Dictionary Encoding for GIS Attributes

Geospatial pipelines routinely ingest high-frequency categorical metadata — jurisdiction codes, land-use classifications, sensor identifiers, and regulatory compliance flags. Stored as raw UTF-8 strings across tens of millions of features, these attributes inflate storage footprints, throttle cold-tier I/O throughput, and complicate archival retention. Dictionary encoding resolves this by mapping each unique string value to a compact integer index, materializing the mapping once per column segment and referencing it repeatedly. Within the Compression Tuning & Storage Optimization architecture, it is the foundational entropy-reduction layer for columnar spatial formats — particularly GeoParquet and Arrow-backed pipelines — and the cheapest single change that improves cold-storage density before any page-level codec runs.

The Failure Mode: String Bloat and Silent Fallback

Two distinct failures motivate this technique. The first is obvious: a land_use_code column carrying 40 distinct CORINE values repeated across 50 million parcels stores roughly the same handful of strings 50 million times. Plain UTF-8 storage burns bytes proportional to row count and string length, and the resulting high-entropy pages resist even aggressive Zstandard match-finding. The second failure is subtler and more dangerous in archival workloads: applying dictionary encoding indiscriminately. When a writer dictionary-encodes a high-cardinality field — unique parcel IDs, free-text survey remarks, microsecond timestamps — the dictionary page grows until the engine hits its dictionary size ceiling, silently falls back to plain encoding mid-row-group, and leaves you paying for a populated dictionary page that buys nothing while inflating decode latency on read.

The cost surfaces during cold-to-hot promotion. A dataset that dictionary-encoded cleanly at write time can fall back inconsistently across row groups if cardinality drifts between partitions, producing mixed-encoding files that defeat predicate pushdown and balloon egress when an analyst scans them. The objective of this page is a deterministic, audited encoding decision per column — never an engine default left to chance.

Prerequisite Context

This technique assumes you have already converted source data out of Shapefile or GeoPackage and into a columnar format; if you have not, run the GeoParquet Migration Workflows pipeline first, because dictionary encoding is a column-chunk property that only exists in Parquet-family layouts. You should also have a working object-storage tiering scheme — the Hot/Warm/Cold Tier Design for Geospatial Data model — so that encoding decisions can be matched to retrieval frequency.
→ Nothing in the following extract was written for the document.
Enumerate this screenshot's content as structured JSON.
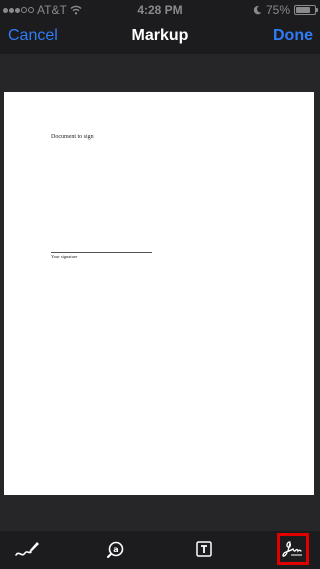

Dictionary encoding sits one level below the parent Compression Tuning & Storage Optimization strategy: it reduces entropy so that downstream ZSTD Level Configuration for Spatial Files has low-entropy integer arrays to compress rather than raw text. Finally, schema stability matters — if attribute taxonomies are still churning, stabilize them through Schema Mapping & Attribute Validation before committing dictionary mappings to immutable cold storage.

When Dictionary Encoding Pays Off

Dictionary encoding helps low-cardinality categorical fields but backfires as cardinality or null rates climb:

Concept & Design Decisions

Dictionary encoding operates at the column-chunk level in Parquet-family formats. Every row group holds an independent dictionary page per encoded column, so encoding efficiency is tightly coupled to how you partition and size chunks — a point that directly couples this decision to Row Group Sizing Strategies. The encoded values resolve to the RLE_DICTIONARY encoding in the column-chunk metadata, where dictionary indices are run-length and bit-pack encoded; this is why a near-constant admin_level column collapses to a few bytes per page.

The governing parameter is cardinality ratio — distinct values divided by the row count inside a single row group. Use these thresholds as defaults and tune against measured page sizes:

Ratio below ~1% (e.g. CRS EPSG codes, land-use classes, sensor model IDs): always dictionary encode. Indices are tiny and equality predicates (WHERE land_use_code = 'A21') become integer comparisons.
Ratio 1–15% (e.g. municipality names, acquisition platform tags): dictionary encode only when the field is queried with equality or IN filters; otherwise the dictionary page overhead may exceed the savings.
Ratio above ~15% (e.g. parcel IDs, vertex-level timestamps, free text): bypass dictionary encoding and let the page codec handle it. Forcing a dictionary here triggers fallback and wastes a populated page.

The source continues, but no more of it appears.